English Franciscan friar and astronomer

John Somer, also known as John Semur or John Somerarius, (fl. 1380) was an English Franciscan friar and astronomer.

Somer belonged to the Franciscan house at Bridgewater, and was probably at Oxford in 1380. At the instance of Thomas Kingsbury, provincial minister of the order, he wrote a calendar with astronomical tables—‘Tertium Opusculum Kalendarii’—for Joan, princess of Wales, mother of Richard II; it is dated 1380. Of this there are many copies—the illuminated MS. Bibl. Reg. 2 B. viii. was perhaps the presentation copy. In it the cycles run from 1387 to 1462, but in the Cotton MS. Vesp. E. vii., which contains also some planispheres, the cycle is 1405 to 1481. Another copy, among the queen of Sweden's manuscripts at the Vatican, is dated 1384, and with it is a versification of the bible (Montfaucon, Bibl. Nova MSS. i. 46, No. 1423). Among the manuscripts of Alexandre Petau (Petavius) in the Vatican, the ‘Calendar’ is dated 1372, and the versification of the bible is ascribed, with the ‘Calendar,’ to John Semur (ib. i. 66). According to Bale, he wrote also a ‘Castigation of former Calendars collected from many sources’ (Scriptt. Brit. VII. viii.).

A chronicle attributed to Somer is found in three manuscripts: Oxford, Bodleian Library, Digby 57; London, British Library, Cotton Domitian A.ii; and London, British Library, Royal 13 C 1. It consists of a table based on Bede's Easter cycle of 532 years, with the year of the Metonic cycle also indicated. The table covers the years 1001–1532 with space at the end of each entry for a historical notice. The table was able to handle events in the preceding 532-year cycles (68 BC–AD 468 and 469–1000) by marking notices with a 1, 2 or 3 depending on which of the three cycles it fell in. Linne Mooney and Jeremy Catto have published the chronicle.

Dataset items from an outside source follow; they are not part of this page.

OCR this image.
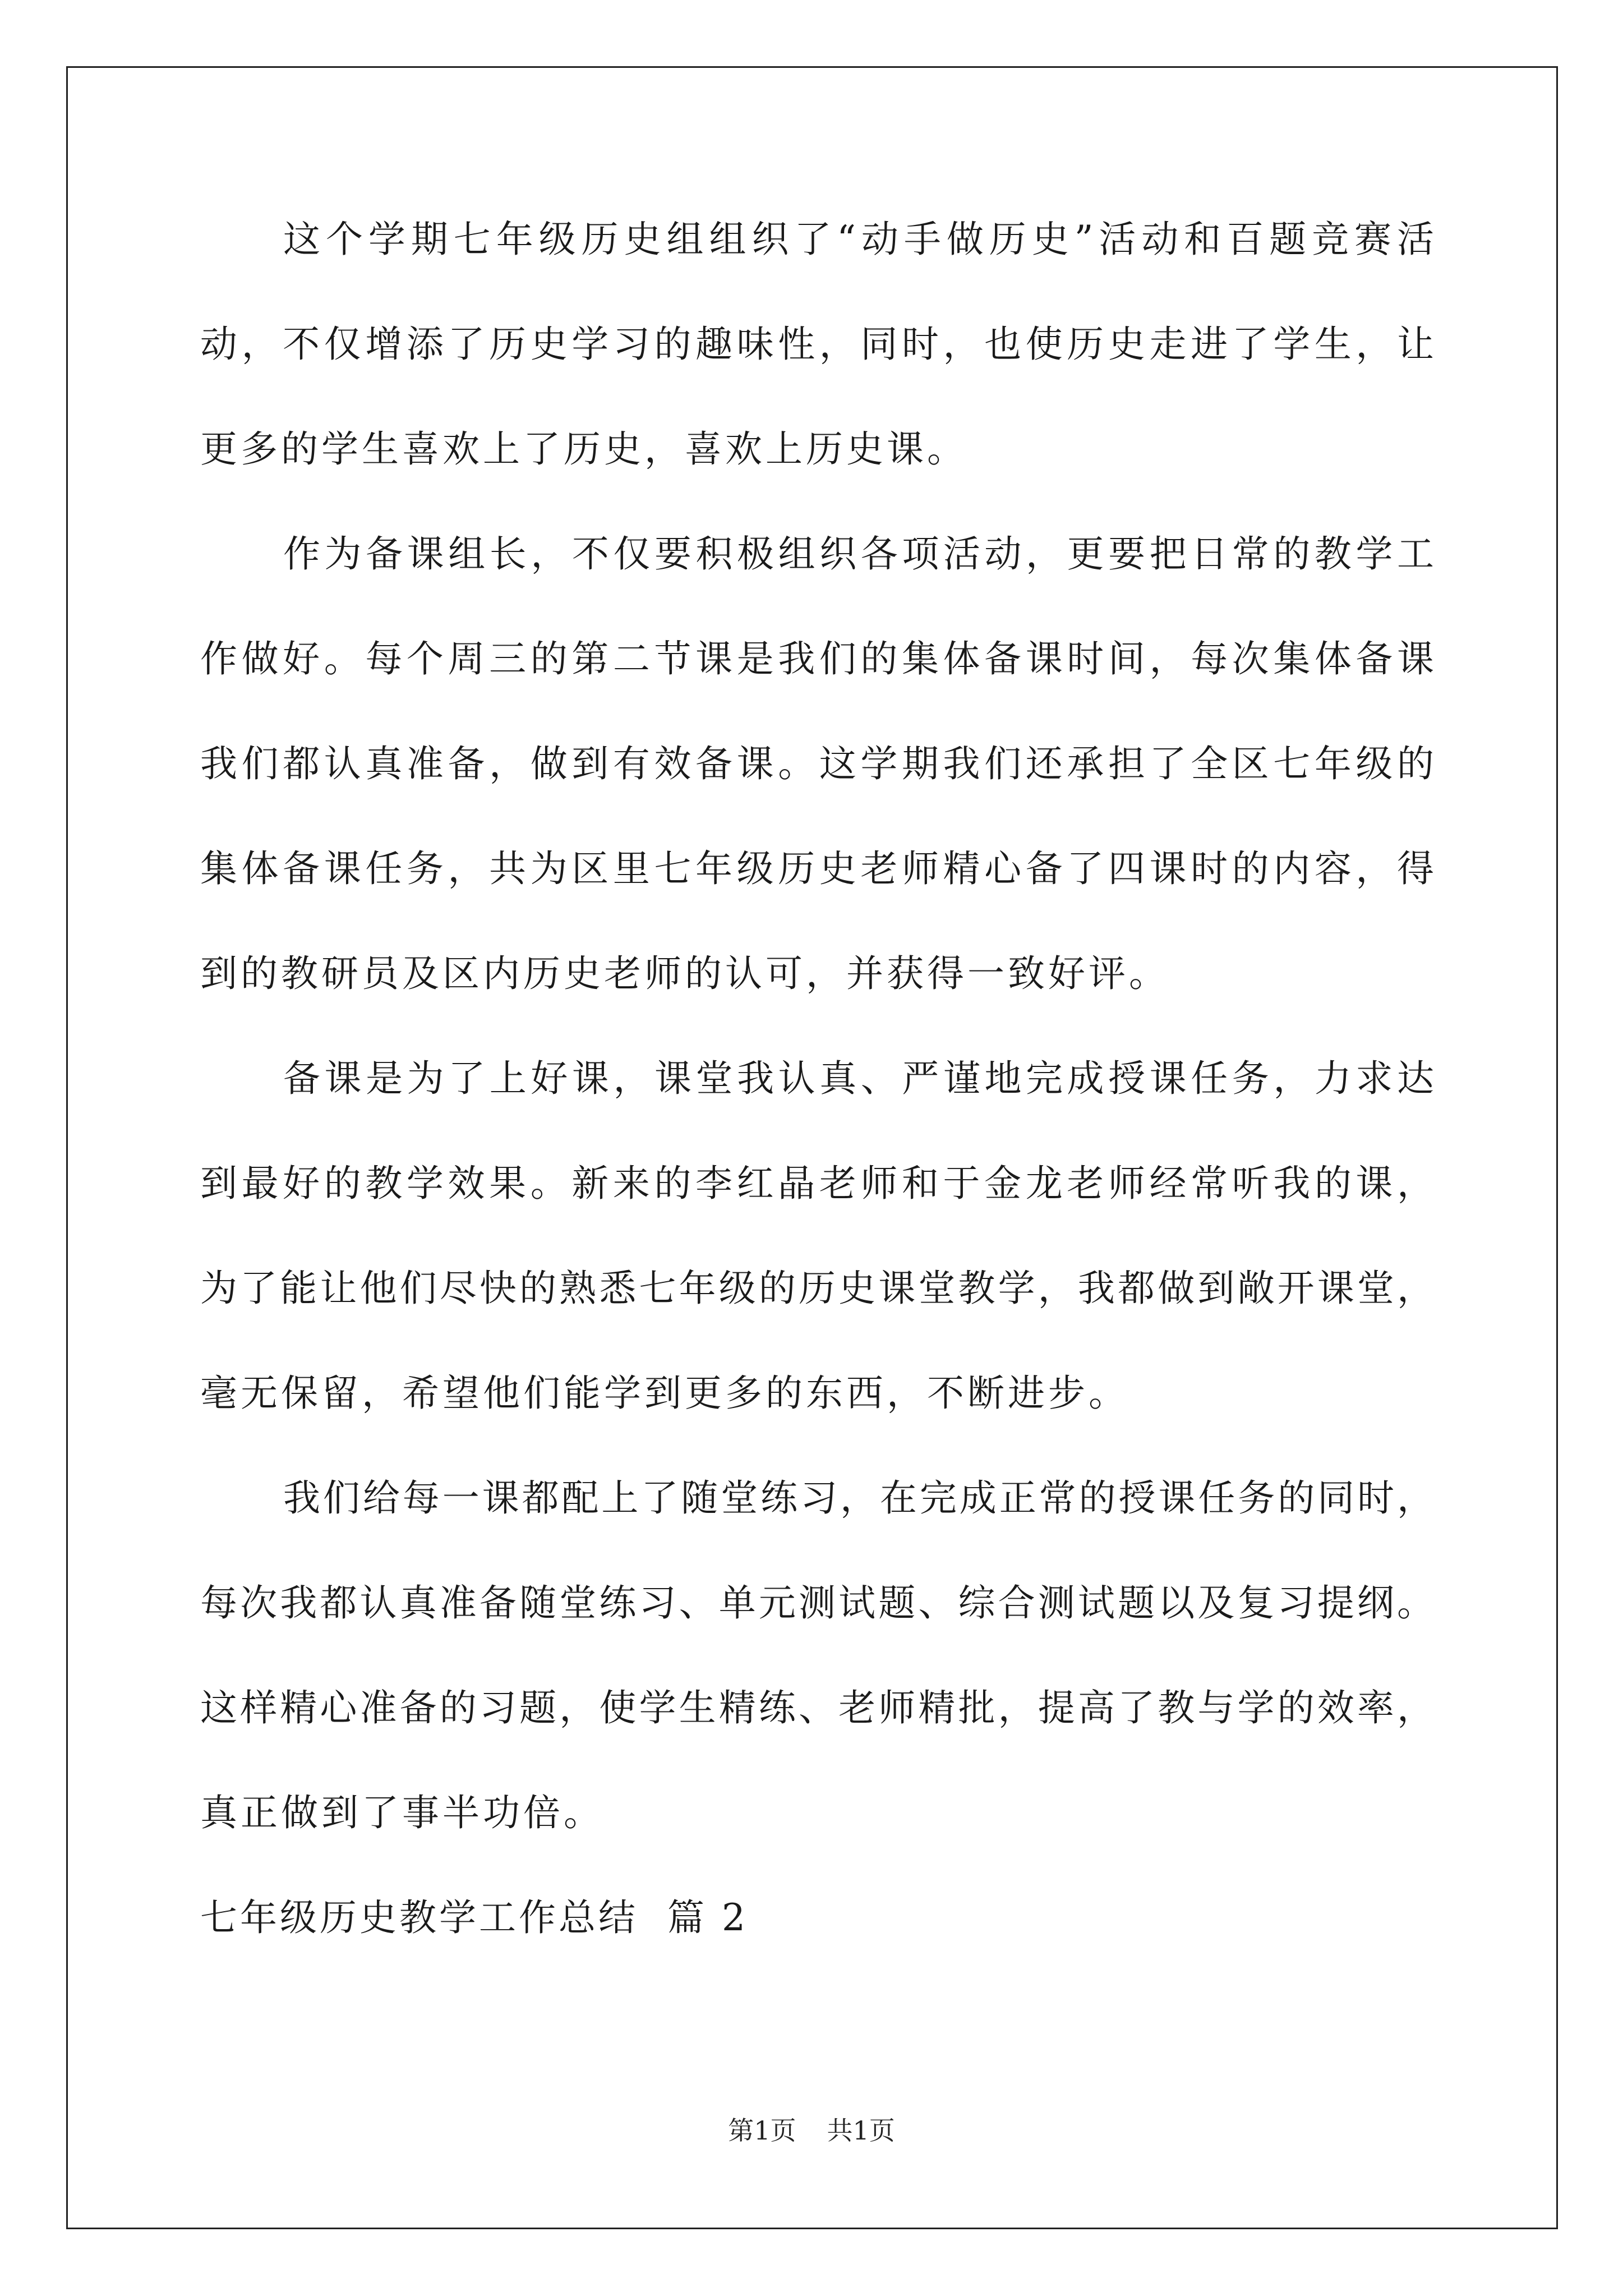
这个学期七年级历史组组织了“动手做历史”活动和百题竞赛活
动，不仅增添了历史学习的趣味性，同时，也使历史走进了学生，让
更多的学生喜欢上了历史，喜欢上历史课。
作为备课组长，不仅要积极组织各项活动，更要把日常的教学工
作做好。每个周三的第二节课是我们的集体备课时间，每次集体备课
我们都认真准备，做到有效备课。这学期我们还承担了全区七年级的
集体备课任务，共为区里七年级历史老师精心备了四课时的内容，得
到的教研员及区内历史老师的认可，并获得一致好评。
备课是为了上好课，课堂我认真、严谨地完成授课任务，力求达
到最好的教学效果。新来的李红晶老师和于金龙老师经常听我的课，
为了能让他们尽快的熟悉七年级的历史课堂教学，我都做到敞开课堂，
毫无保留，希望他们能学到更多的东西，不断进步。
我们给每一课都配上了随堂练习，在完成正常的授课任务的同时，
每次我都认真准备随堂练习、单元测试题、综合测试题以及复习提纲。
这样精心准备的习题，使学生精练、老师精批，提高了教与学的效率，
真正做到了事半功倍。
七年级历史教学工作总结  篇 2
第1页 共1页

John Somer's ‘Calendars’ were used by Geoffrey Chaucer, who, in his ‘Treatise on the Astrolabe,’ declares his intention of making a third part that shall contain divers tables of longitudes and latitudes, and declinations of the sun after the calendars of the reverend clerks, John Somer and Nicholas of Lynne. The third part, however, is wanting (cf. Chaucer, Works, ed. Skeat, iii. 353).